While what we eat is then not strictly dictated by religion, the notion of good and evil pops up every now and then in various ways.
"Every religion distinguishes in some fashion between good and evil. The content of these concepts is often different, of course, and that comes out in nutrition rules. Some religions prescribe vegetarianism; others ban certain meats but not others. Some ban alcohol, others don't. But the idea of good and evil, pure and impure, manifests virtually everywhere."
Redemption in 'Natural'
The distinction between natural and artificial dates back to at least Aristotle, writes Levinovitz.
In the 18th century, Jean Jacques Rousseau, the high priest of the Romantics, sought redemption in natural foods. For Rousseau, it was vegetarianism: "One of the proofs that the taste of flesh is not natural to man is the indifference which children exhibit for that sort of meat."

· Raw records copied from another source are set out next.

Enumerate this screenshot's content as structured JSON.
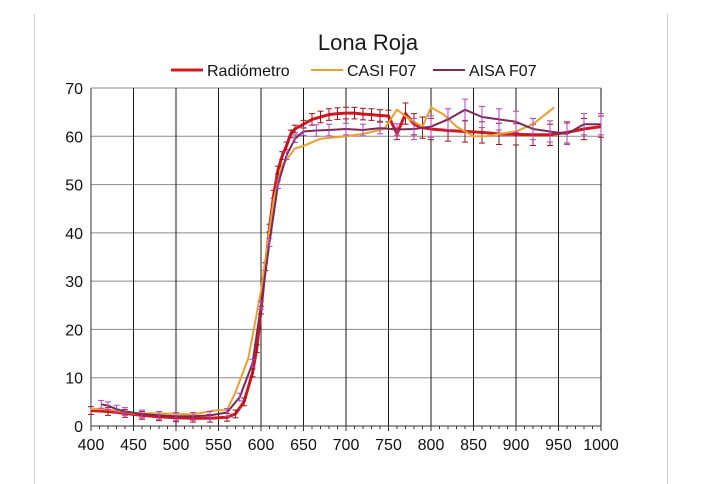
{
  "chart_data": {
    "type": "line",
    "title": "Lona Roja",
    "xlabel": "",
    "ylabel": "",
    "xlim": [
      400,
      1000
    ],
    "ylim": [
      0,
      70
    ],
    "x_ticks": [
      400,
      450,
      500,
      550,
      600,
      650,
      700,
      750,
      800,
      850,
      900,
      950,
      1000
    ],
    "y_ticks": [
      0,
      10,
      20,
      30,
      40,
      50,
      60,
      70
    ],
    "grid": {
      "vertical": true,
      "horizontal": true
    },
    "legend_position": "top",
    "series": [
      {
        "name": "Radiómetro",
        "color": "#d01820",
        "error_bars": true,
        "x": [
          400,
          420,
          440,
          460,
          480,
          500,
          520,
          540,
          560,
          570,
          580,
          590,
          595,
          600,
          605,
          610,
          615,
          620,
          625,
          630,
          635,
          640,
          650,
          660,
          670,
          680,
          690,
          700,
          710,
          720,
          730,
          740,
          750,
          760,
          770,
          780,
          790,
          800,
          820,
          840,
          860,
          880,
          900,
          920,
          940,
          960,
          980,
          1000
        ],
        "y": [
          3.2,
          3.0,
          2.6,
          2.2,
          1.9,
          1.7,
          1.6,
          1.6,
          1.8,
          2.5,
          5,
          11,
          16,
          24,
          33,
          41,
          48,
          53,
          56,
          58,
          60.5,
          61.5,
          62.5,
          63.5,
          64,
          64.5,
          64.7,
          64.8,
          64.8,
          64.6,
          64.5,
          64.3,
          64.2,
          60.5,
          64.7,
          62.5,
          61.8,
          61.5,
          61.2,
          61,
          60.8,
          60.5,
          60.4,
          60.3,
          60.3,
          60.8,
          61.5,
          62
        ]
      },
      {
        "name": "CASI F07",
        "color": "#e8a030",
        "error_bars": false,
        "x": [
          400,
          415,
          430,
          450,
          480,
          500,
          520,
          545,
          560,
          570,
          585,
          600,
          615,
          625,
          640,
          650,
          670,
          700,
          720,
          745,
          760,
          775,
          790,
          800,
          815,
          830,
          850,
          865,
          880,
          900,
          920,
          945
        ],
        "y": [
          3.5,
          3.5,
          3.2,
          2.6,
          2.6,
          2.5,
          2.4,
          3.2,
          3.3,
          7,
          14,
          28,
          47,
          54,
          57.5,
          58,
          59.5,
          60,
          60.5,
          61.5,
          65.5,
          63.5,
          62,
          66,
          64.5,
          62,
          60,
          60,
          60.5,
          61,
          62.5,
          66
        ]
      },
      {
        "name": "AISA F07",
        "color": "#7a2a58",
        "error_bars": true,
        "x": [
          412,
          420,
          430,
          440,
          460,
          480,
          500,
          520,
          540,
          560,
          575,
          590,
          600,
          610,
          620,
          630,
          640,
          650,
          665,
          680,
          700,
          720,
          740,
          760,
          780,
          800,
          820,
          840,
          860,
          880,
          900,
          920,
          940,
          960,
          980,
          1000
        ],
        "y": [
          4.5,
          4.2,
          3.5,
          3.0,
          2.5,
          2.2,
          2.0,
          2.0,
          2.2,
          2.8,
          6,
          13,
          25,
          38,
          50,
          56,
          59.5,
          61,
          61.2,
          61.3,
          61.5,
          61.3,
          61.7,
          61.4,
          61.5,
          62,
          63.5,
          65.5,
          64,
          63.5,
          63,
          61.5,
          61,
          60.5,
          62.5,
          62.5
        ]
      }
    ]
  }
}
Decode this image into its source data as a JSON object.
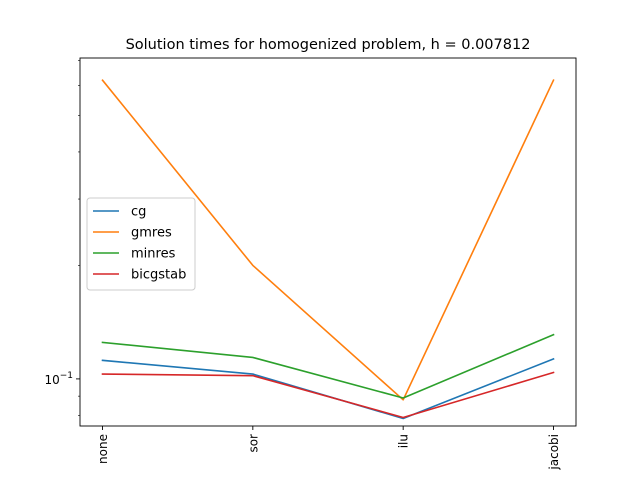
{
  "chart_data": {
    "type": "line",
    "title": "Solution times for homogenized problem, h = 0.007812",
    "xlabel": "",
    "ylabel": "",
    "yscale": "log",
    "categories": [
      "none",
      "sor",
      "ilu",
      "jacobi"
    ],
    "y_tick_labels": [
      {
        "value": 0.1,
        "base": "10",
        "exponent": "−1"
      }
    ],
    "ylim": [
      0.075,
      0.71
    ],
    "grid": false,
    "legend_position": "center-left",
    "series": [
      {
        "name": "cg",
        "color": "#1f77b4",
        "values": [
          0.112,
          0.103,
          0.0785,
          0.113
        ]
      },
      {
        "name": "gmres",
        "color": "#ff7f0e",
        "values": [
          0.62,
          0.2,
          0.088,
          0.62
        ]
      },
      {
        "name": "minres",
        "color": "#2ca02c",
        "values": [
          0.125,
          0.114,
          0.089,
          0.131
        ]
      },
      {
        "name": "bicgstab",
        "color": "#d62728",
        "values": [
          0.103,
          0.102,
          0.079,
          0.104
        ]
      }
    ]
  }
}
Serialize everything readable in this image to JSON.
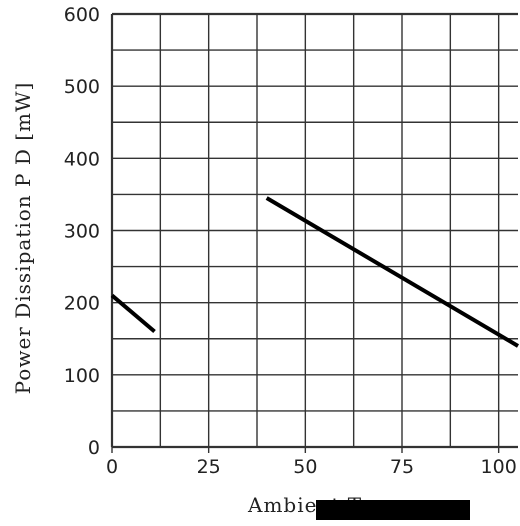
{
  "chart_data": {
    "type": "line",
    "title": "",
    "ylabel": "Power Dissipation P D [mW]",
    "xlabel": "Ambient Ta",
    "xlim": [
      0,
      105
    ],
    "ylim": [
      0,
      600
    ],
    "x_ticks": [
      0,
      25,
      50,
      75,
      100
    ],
    "x_tick_labels": [
      "0",
      "25",
      "50",
      "75",
      "100"
    ],
    "y_ticks": [
      0,
      100,
      200,
      300,
      400,
      500,
      600
    ],
    "y_tick_labels": [
      "0",
      "100",
      "200",
      "300",
      "400",
      "500",
      "600"
    ],
    "grid": true,
    "series": [
      {
        "x": [
          40,
          105
        ],
        "y": [
          345,
          140
        ]
      },
      {
        "x": [
          0,
          11
        ],
        "y": [
          210,
          160
        ]
      }
    ],
    "annotations": {
      "redaction": ""
    }
  },
  "colors": {
    "grid": "#333333",
    "line": "#000000",
    "redaction": "#000000"
  }
}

This idea gained traction in the 19th century, most famously in poet Percy Bysshe Shelley's 1813 essay A Vindication of Natural Diet, which blamed flesh-eating for disease, crime and depravity.
In the mid-19th century, health food pioneer Sylvester Graham advocated for vegetarianism, but also for the superiority of whole grains and natural, unprocessed foods.

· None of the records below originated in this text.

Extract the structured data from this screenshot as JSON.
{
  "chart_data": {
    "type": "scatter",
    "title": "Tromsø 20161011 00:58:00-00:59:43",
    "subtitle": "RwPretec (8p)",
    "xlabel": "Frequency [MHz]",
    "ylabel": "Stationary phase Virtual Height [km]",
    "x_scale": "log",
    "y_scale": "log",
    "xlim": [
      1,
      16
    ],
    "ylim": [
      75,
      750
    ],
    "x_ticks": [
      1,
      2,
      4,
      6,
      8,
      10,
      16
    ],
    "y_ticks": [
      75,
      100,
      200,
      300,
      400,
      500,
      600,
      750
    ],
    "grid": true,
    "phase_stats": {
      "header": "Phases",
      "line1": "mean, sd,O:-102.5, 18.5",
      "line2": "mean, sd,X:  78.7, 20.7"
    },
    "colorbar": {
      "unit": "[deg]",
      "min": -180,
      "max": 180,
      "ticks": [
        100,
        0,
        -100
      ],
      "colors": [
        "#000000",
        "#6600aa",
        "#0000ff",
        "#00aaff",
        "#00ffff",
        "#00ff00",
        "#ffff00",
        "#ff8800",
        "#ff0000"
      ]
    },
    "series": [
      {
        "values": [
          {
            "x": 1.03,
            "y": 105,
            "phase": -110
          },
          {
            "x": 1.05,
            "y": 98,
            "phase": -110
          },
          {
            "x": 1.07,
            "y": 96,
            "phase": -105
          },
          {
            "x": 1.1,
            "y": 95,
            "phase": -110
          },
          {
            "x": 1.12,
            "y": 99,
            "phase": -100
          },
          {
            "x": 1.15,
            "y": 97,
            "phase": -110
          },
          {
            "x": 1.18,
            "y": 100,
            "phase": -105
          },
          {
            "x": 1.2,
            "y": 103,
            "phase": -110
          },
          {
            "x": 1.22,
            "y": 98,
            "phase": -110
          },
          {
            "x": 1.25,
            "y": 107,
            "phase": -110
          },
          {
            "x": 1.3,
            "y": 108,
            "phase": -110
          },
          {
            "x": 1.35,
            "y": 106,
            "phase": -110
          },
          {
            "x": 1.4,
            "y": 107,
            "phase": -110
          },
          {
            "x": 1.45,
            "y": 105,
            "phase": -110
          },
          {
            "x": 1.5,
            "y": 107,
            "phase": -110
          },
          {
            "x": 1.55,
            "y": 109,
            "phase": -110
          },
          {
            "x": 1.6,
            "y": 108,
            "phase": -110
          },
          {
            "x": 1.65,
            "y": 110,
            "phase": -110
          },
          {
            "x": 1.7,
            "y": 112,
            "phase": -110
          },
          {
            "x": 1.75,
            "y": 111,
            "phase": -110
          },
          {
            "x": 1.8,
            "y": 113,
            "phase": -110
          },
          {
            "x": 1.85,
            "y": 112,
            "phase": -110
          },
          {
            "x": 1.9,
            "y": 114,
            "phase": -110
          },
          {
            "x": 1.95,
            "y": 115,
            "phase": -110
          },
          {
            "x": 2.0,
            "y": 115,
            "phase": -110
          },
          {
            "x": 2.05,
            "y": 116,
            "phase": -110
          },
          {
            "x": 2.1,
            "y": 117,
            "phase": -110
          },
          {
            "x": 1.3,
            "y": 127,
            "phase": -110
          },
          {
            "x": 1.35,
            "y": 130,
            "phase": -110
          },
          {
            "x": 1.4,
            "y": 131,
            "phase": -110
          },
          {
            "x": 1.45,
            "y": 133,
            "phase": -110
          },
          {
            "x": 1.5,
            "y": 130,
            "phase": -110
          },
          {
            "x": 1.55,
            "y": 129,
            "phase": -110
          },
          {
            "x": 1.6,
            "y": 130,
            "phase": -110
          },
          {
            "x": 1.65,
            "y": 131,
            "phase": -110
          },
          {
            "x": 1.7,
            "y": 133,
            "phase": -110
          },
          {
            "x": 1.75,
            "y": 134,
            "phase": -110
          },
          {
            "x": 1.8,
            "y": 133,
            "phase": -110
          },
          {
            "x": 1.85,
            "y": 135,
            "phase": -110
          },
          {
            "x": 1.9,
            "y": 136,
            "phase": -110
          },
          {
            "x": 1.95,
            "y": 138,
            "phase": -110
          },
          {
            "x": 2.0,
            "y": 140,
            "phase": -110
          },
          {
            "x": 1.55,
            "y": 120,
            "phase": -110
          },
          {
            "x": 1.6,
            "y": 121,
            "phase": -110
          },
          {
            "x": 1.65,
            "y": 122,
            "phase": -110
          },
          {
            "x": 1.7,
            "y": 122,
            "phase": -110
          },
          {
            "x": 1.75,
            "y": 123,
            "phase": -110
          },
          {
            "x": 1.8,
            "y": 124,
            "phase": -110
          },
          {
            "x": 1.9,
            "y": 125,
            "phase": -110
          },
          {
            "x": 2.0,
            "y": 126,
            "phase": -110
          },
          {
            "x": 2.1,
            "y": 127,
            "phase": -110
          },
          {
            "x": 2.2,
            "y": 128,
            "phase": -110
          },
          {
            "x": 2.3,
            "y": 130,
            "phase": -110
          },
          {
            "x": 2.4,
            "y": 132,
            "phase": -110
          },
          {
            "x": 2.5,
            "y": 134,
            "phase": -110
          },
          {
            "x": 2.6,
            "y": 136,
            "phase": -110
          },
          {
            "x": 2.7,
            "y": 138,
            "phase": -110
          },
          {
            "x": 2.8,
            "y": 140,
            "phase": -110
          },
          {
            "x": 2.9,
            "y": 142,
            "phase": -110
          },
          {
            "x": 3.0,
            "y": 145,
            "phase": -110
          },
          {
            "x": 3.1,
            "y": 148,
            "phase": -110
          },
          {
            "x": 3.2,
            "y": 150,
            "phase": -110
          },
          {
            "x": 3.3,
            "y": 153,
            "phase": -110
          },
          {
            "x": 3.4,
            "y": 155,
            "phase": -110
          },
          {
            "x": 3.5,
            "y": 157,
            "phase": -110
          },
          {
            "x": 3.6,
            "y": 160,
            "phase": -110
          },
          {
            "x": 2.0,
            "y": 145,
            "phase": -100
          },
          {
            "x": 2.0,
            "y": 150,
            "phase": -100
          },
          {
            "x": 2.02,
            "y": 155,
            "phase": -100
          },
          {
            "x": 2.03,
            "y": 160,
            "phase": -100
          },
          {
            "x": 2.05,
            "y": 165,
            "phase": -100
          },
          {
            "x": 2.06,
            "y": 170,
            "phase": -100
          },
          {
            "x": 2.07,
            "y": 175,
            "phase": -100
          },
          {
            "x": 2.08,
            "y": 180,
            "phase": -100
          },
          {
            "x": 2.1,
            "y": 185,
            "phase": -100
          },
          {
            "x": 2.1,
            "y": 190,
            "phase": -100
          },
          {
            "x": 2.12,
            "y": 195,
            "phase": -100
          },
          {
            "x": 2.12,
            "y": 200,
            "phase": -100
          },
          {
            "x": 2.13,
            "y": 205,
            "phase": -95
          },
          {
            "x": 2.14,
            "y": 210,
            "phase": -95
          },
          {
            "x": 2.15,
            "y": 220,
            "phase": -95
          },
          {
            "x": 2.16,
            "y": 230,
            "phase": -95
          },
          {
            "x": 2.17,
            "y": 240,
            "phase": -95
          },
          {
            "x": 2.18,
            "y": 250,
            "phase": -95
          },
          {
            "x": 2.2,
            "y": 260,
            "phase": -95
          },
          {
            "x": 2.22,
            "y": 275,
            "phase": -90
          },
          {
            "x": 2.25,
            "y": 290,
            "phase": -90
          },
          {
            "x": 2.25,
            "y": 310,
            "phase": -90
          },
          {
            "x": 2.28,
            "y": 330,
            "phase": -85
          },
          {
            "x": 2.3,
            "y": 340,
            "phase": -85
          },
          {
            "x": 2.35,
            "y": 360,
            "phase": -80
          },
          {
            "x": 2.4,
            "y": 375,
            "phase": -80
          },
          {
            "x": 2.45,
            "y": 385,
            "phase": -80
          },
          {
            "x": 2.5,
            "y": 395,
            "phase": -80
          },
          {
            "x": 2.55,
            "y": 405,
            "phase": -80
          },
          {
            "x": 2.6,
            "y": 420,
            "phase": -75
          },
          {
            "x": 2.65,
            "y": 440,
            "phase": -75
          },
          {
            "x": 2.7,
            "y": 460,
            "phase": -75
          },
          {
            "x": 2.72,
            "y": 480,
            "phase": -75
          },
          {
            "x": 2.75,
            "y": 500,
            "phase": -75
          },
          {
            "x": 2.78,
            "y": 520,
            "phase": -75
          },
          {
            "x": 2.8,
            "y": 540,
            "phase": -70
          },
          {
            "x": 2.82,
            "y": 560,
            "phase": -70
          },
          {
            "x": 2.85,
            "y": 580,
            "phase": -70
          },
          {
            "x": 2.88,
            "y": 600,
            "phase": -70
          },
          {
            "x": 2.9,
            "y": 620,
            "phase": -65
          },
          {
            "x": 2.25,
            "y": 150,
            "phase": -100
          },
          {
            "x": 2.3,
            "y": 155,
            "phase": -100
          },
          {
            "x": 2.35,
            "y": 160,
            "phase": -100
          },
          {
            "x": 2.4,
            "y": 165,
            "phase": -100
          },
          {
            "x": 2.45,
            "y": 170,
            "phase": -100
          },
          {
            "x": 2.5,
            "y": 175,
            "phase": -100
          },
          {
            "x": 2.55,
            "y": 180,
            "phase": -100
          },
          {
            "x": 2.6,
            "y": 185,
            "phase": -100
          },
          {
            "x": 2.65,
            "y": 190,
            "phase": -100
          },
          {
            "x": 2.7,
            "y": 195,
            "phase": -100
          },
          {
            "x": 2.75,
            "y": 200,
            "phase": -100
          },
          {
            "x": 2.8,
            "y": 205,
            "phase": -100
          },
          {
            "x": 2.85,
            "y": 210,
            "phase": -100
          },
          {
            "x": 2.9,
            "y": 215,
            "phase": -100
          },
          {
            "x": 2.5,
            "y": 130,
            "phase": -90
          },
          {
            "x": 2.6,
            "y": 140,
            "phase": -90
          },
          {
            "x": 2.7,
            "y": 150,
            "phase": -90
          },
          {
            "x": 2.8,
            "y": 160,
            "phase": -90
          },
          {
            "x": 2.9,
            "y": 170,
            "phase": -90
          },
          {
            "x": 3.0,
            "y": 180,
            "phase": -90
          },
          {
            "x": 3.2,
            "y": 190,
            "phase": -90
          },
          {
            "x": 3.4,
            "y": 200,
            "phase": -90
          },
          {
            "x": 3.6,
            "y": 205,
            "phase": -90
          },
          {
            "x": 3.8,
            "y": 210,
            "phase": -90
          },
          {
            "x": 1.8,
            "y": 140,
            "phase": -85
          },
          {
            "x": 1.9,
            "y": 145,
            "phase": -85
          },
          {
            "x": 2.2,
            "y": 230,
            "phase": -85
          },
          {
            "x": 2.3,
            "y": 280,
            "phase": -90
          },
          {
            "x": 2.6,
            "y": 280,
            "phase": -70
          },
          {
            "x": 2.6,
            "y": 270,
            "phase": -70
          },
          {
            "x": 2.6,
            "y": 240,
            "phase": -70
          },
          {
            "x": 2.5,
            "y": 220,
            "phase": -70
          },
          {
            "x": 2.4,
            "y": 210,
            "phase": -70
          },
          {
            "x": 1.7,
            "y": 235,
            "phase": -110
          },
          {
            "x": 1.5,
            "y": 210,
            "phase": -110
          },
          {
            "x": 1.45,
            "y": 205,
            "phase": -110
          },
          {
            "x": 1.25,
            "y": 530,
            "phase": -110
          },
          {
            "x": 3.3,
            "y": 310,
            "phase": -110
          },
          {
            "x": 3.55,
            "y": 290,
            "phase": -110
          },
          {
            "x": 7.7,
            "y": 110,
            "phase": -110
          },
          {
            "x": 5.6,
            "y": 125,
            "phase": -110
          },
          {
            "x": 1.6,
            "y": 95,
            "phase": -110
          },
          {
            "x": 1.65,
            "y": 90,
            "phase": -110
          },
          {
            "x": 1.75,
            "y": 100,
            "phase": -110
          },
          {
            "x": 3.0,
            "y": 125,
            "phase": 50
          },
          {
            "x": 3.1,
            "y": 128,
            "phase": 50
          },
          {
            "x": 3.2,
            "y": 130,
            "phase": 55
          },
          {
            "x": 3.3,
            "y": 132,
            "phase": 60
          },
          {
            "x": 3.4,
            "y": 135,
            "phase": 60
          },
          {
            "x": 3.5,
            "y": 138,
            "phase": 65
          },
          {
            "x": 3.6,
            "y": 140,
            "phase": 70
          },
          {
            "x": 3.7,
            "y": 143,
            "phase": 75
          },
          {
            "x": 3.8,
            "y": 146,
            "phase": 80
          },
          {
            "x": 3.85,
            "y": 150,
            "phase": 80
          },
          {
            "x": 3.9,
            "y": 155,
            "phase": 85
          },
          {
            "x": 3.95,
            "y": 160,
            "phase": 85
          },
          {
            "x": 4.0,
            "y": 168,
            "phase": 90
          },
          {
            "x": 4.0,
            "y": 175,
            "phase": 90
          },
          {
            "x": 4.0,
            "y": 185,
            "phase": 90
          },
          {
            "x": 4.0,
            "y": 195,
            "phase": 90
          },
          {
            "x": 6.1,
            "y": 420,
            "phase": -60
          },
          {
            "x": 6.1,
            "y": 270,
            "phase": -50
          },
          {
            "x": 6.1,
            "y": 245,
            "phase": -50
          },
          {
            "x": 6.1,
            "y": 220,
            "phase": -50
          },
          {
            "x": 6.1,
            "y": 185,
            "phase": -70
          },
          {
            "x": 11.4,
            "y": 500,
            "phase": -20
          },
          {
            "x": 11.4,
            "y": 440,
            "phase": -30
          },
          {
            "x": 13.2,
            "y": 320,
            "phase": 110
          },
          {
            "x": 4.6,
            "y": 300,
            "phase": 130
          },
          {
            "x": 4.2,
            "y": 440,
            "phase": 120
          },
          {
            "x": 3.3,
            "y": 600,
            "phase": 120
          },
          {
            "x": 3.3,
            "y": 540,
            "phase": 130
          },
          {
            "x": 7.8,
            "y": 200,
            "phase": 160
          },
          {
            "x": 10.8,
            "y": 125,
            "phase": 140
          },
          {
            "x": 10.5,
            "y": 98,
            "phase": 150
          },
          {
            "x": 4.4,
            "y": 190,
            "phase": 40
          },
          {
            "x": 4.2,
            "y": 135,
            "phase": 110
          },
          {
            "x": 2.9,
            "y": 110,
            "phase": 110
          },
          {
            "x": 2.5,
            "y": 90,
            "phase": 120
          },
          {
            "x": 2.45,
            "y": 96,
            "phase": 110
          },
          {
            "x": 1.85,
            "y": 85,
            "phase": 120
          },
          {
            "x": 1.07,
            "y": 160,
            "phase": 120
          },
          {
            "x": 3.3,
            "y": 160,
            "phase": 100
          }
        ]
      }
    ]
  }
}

Since then medical authorities have come to agree with Graham on the benefits of whole grains. Diets rich in highly refined carbohydrates or sugary drinks have resulted in health problems.
"It's no wonder that people are scared. Skepticism seems warranted - which means that faith in the most recent incarnation of 'natural' food, far from being irrational religiosity or a relic of the romantic past, might be a good way to keep ourselves and our families safe," writes Levinovitz.
Levinovitz interviewed philosophers and chemists to see if there was some kind of consensus on the definition of natural. It turned out that the professionals were no less confused or divided than the rest who batted for natural foods.
Yet natural is the ultimate panacea.